Triggered boxes (BIN doesn't matter if you are lowering your scam score, I just included them here since you guys keep asking for BIN):
545958, 517805
Warnings
While Shein can be a huge source of income, there are some issues to be aware of:
- Order Limits: Shein has daily and weekly order limits. Go over them and you're asking for trouble.
- Account Bans: They ban suspicious accounts quickly, as decided by Riskified. Do not reuse burned accounts or IP addresses.
- Delayed Cancellations: Sometimes orders are cancelled a few days after they are placed. Don't count your chickens until your package has shipped.
- Shipping Delays: Shein's is known for slow shipping. This increases the window for chargebacks before you can turn the item over.
Conclusion
Shein represents a unique opportunity in the carding world. Its sheer volume and diverse product range make it an attractive target, but don’t underestimate its security measures. Success here requires a delicate balance of patience, strategy, and adaptability.
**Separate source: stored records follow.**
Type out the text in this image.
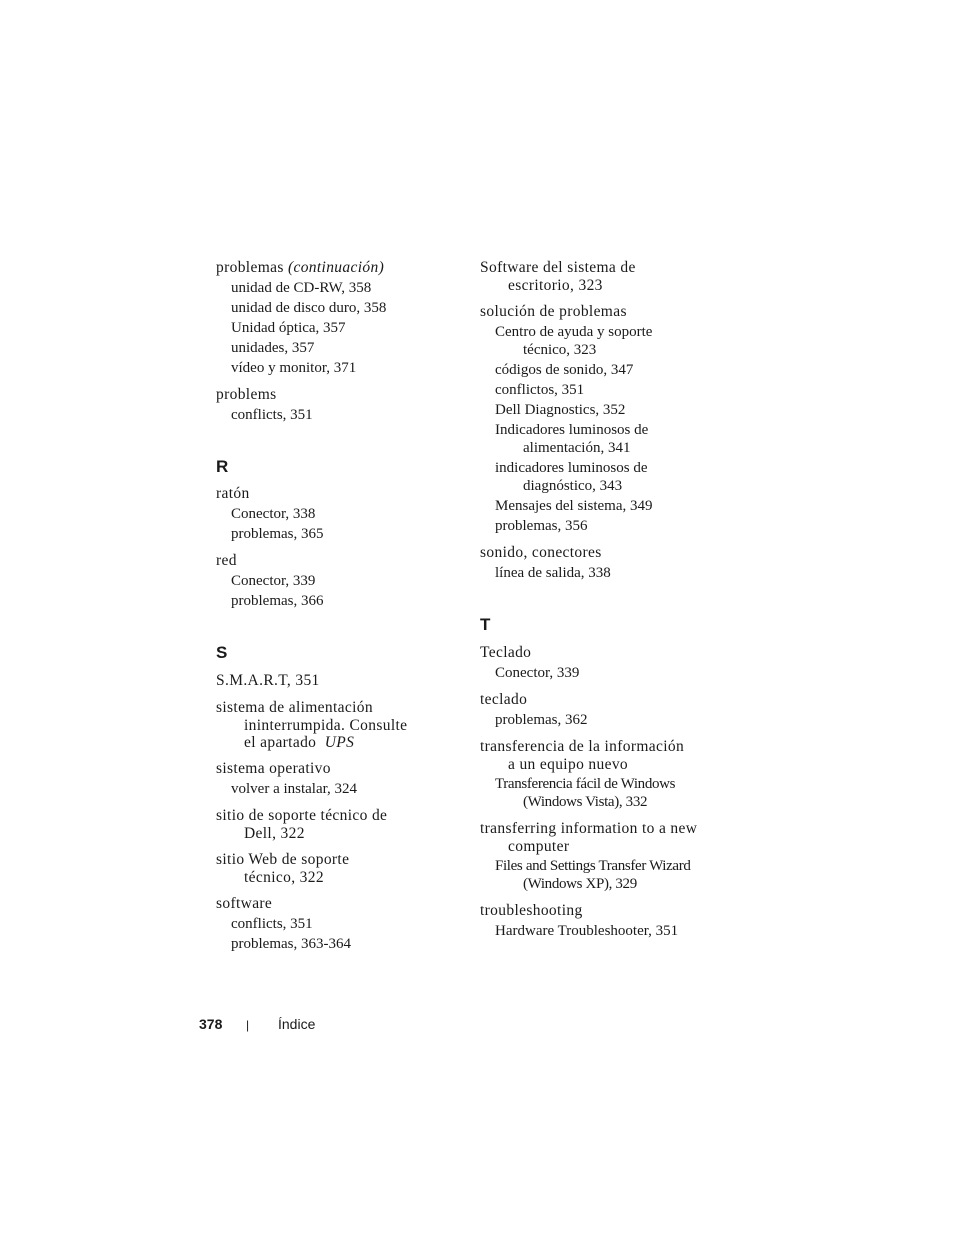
problemas (continuación)
unidad de CD-RW, 358
unidad de disco duro, 358
Unidad óptica, 357
unidades, 357
vídeo y monitor, 371
problems
conflicts, 351
R
ratón
Conector, 338
problemas, 365
red
Conector, 339
problemas, 366
S
S.M.A.R.T, 351
sistema de alimentación
ininterrumpida. Consulte
el apartado UPS
sistema operativo
volver a instalar, 324
sitio de soporte técnico de
Dell, 322
sitio Web de soporte
técnico, 322
software
conflicts, 351
problemas, 363-364
Software del sistema de
escritorio, 323
solución de problemas
Centro de ayuda y soporte
técnico, 323
códigos de sonido, 347
conflictos, 351
Dell Diagnostics, 352
Indicadores luminosos de
alimentación, 341
indicadores luminosos de
diagnóstico, 343
Mensajes del sistema, 349
problemas, 356
sonido, conectores
línea de salida, 338
T
Teclado
Conector, 339
teclado
problemas, 362
transferencia de la información
a un equipo nuevo
Transferencia fácil de Windows
(Windows Vista), 332
transferring information to a new
computer
Files and Settings Transfer Wizard
(Windows XP), 329
troubleshooting
Hardware Troubleshooter, 351
378 | Índice
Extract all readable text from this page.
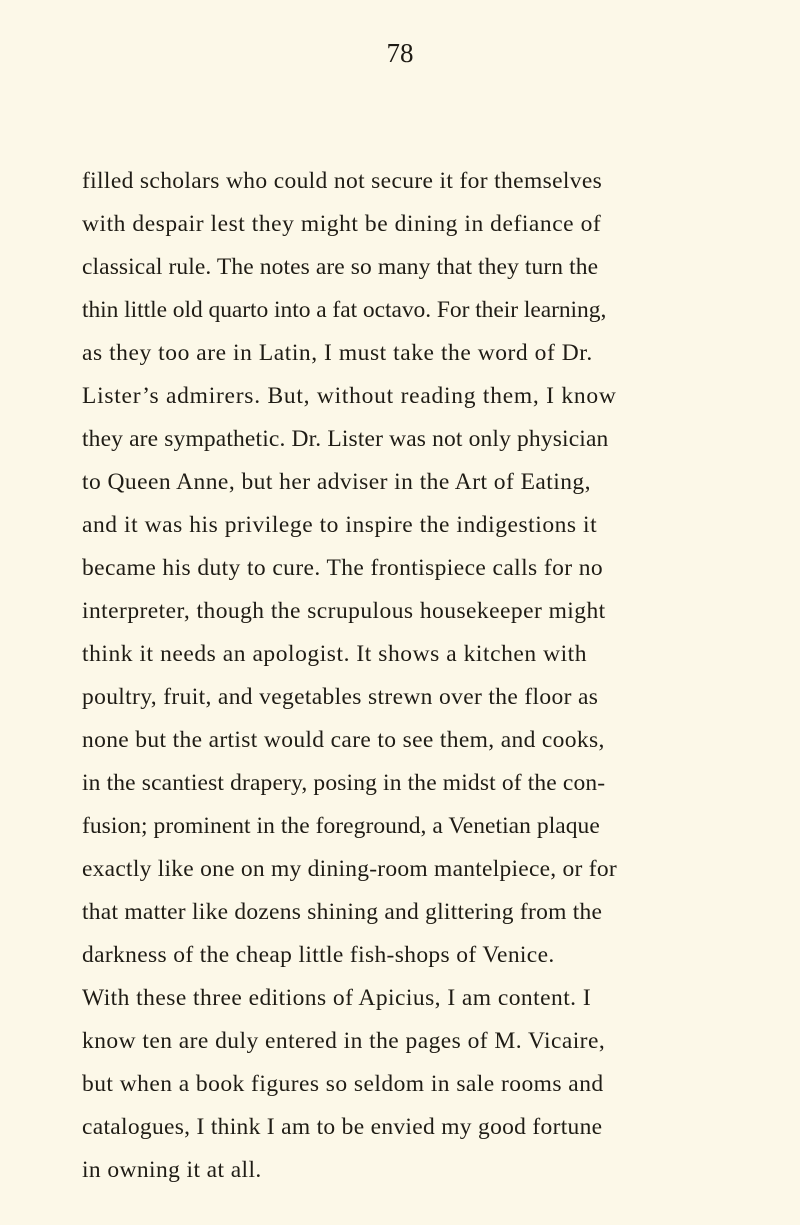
78
filled scholars who could not secure it for themselves
with despair lest they might be dining in defiance of
classical rule. The notes are so many that they turn the
thin little old quarto into a fat octavo. For their learning,
as they too are in Latin, I must take the word of Dr.
Lister’s admirers. But, without reading them, I know
they are sympathetic. Dr. Lister was not only physician
to Queen Anne, but her adviser in the Art of Eating,
and it was his privilege to inspire the indigestions it
became his duty to cure. The frontispiece calls for no
interpreter, though the scrupulous housekeeper might
think it needs an apologist. It shows a kitchen with
poultry, fruit, and vegetables strewn over the floor as
none but the artist would care to see them, and cooks,
in the scantiest drapery, posing in the midst of the con-
fusion; prominent in the foreground, a Venetian plaque
exactly like one on my dining-room mantelpiece, or for
that matter like dozens shining and glittering from the
darkness of the cheap little fish-shops of Venice.
With these three editions of Apicius, I am content. I
know ten are duly entered in the pages of M. Vicaire,
but when a book figures so seldom in sale rooms and
catalogues, I think I am to be envied my good fortune
in owning it at all.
Remember, we’re playing a numbers game. Not every attempt will be successful, but with the right approach, enough will slip through to make it worthwhile. Vary your operations, don’t be greedy, and always be prepared to adapt your tactics.
The problem is that too many carders get hung up on the BIN when targeting Shein. This is a rookie mistake. As I’ve pointed out in most of my guides, getting hung up on the BIN is a surefire way to limit your success. The real approach is to understand the anti-fraud system and payment system behind the store. Master this, and you’ll find that any BIN can work wonders – as long as the card is clean and has a decent balance.
As always, this guide is just a starting point. The e-commerce scam landscape is constantly evolving, and your methods should evolve too. Stay informed, be careful, and you might just turn Shein into your personal cash cow.
Now go make those Chinese fast-fashion moguls regret their lax security. Just don’t come crying to me when you’re drowning in cheap polyester. Happy hunting.